Data for: Vaca et al., HIV proviral transcription and infectivity is enhanced by neddylation

Abstract (English)

Abstract: A spreading infection can quickly restart from the persistent reservoir of cells harboring HIV proviruses if antiretroviral therapy (ART) is stopped. HIV transcription can also be increased by latency reversing agents (LRAs) during ART. Neddylation is a post-translational modification that activates Cullin-RING ligases (CRLs) which ubiquitinate several proteins that regulate HIV transcription and infectivity, marking these regulators for proteasomal degradation. We studied how inhibiting neddylation affects HIV gene expression ex vivo after three LRAs: TNF𝛼, PMA and ionomycin, or JQ1. In provirus-containing T cells, broad inhibition of CRL-mediated ubiquitination using MLN4924 (MLN) with the above LRAs reduced HIV transcriptional initiation, decreased virus production, and diminished virion infectivity. Decreased degradation of an inhibitor of kB alpha (IkB𝛼) was implicated in reducing LRA-stimulated HIV transcription. MLN also decreased HIV reactivation after PMA and ionomycin treatment of CD4+ T cells from ART-suppressed people living with HIV. Results indicate that neddylation can enhance HIV proviral transcription and reactivated virion infectivity.
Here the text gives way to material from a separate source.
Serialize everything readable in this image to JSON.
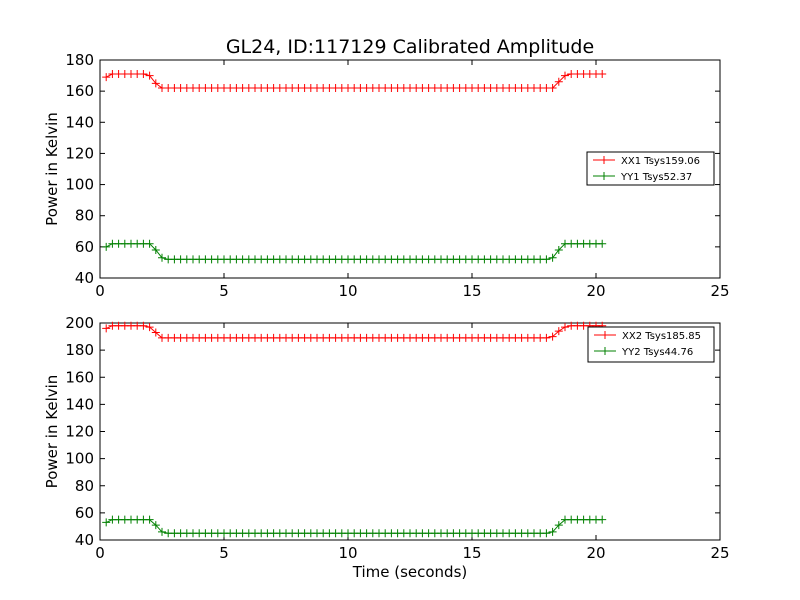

Importance: Results indicate that neddylation contributes to reactivating HIV provirus transcription and antigen expression, as well as enhancing infectivity of resulting virions, after three LRAs. This may inform new strategies for future research on ART-free remission of HIV infection. For example, future research inhibiting neddylation when ART stops may reduce provirus reactivation, while also limiting virus spread and establishment of new reservoir cells off-ART.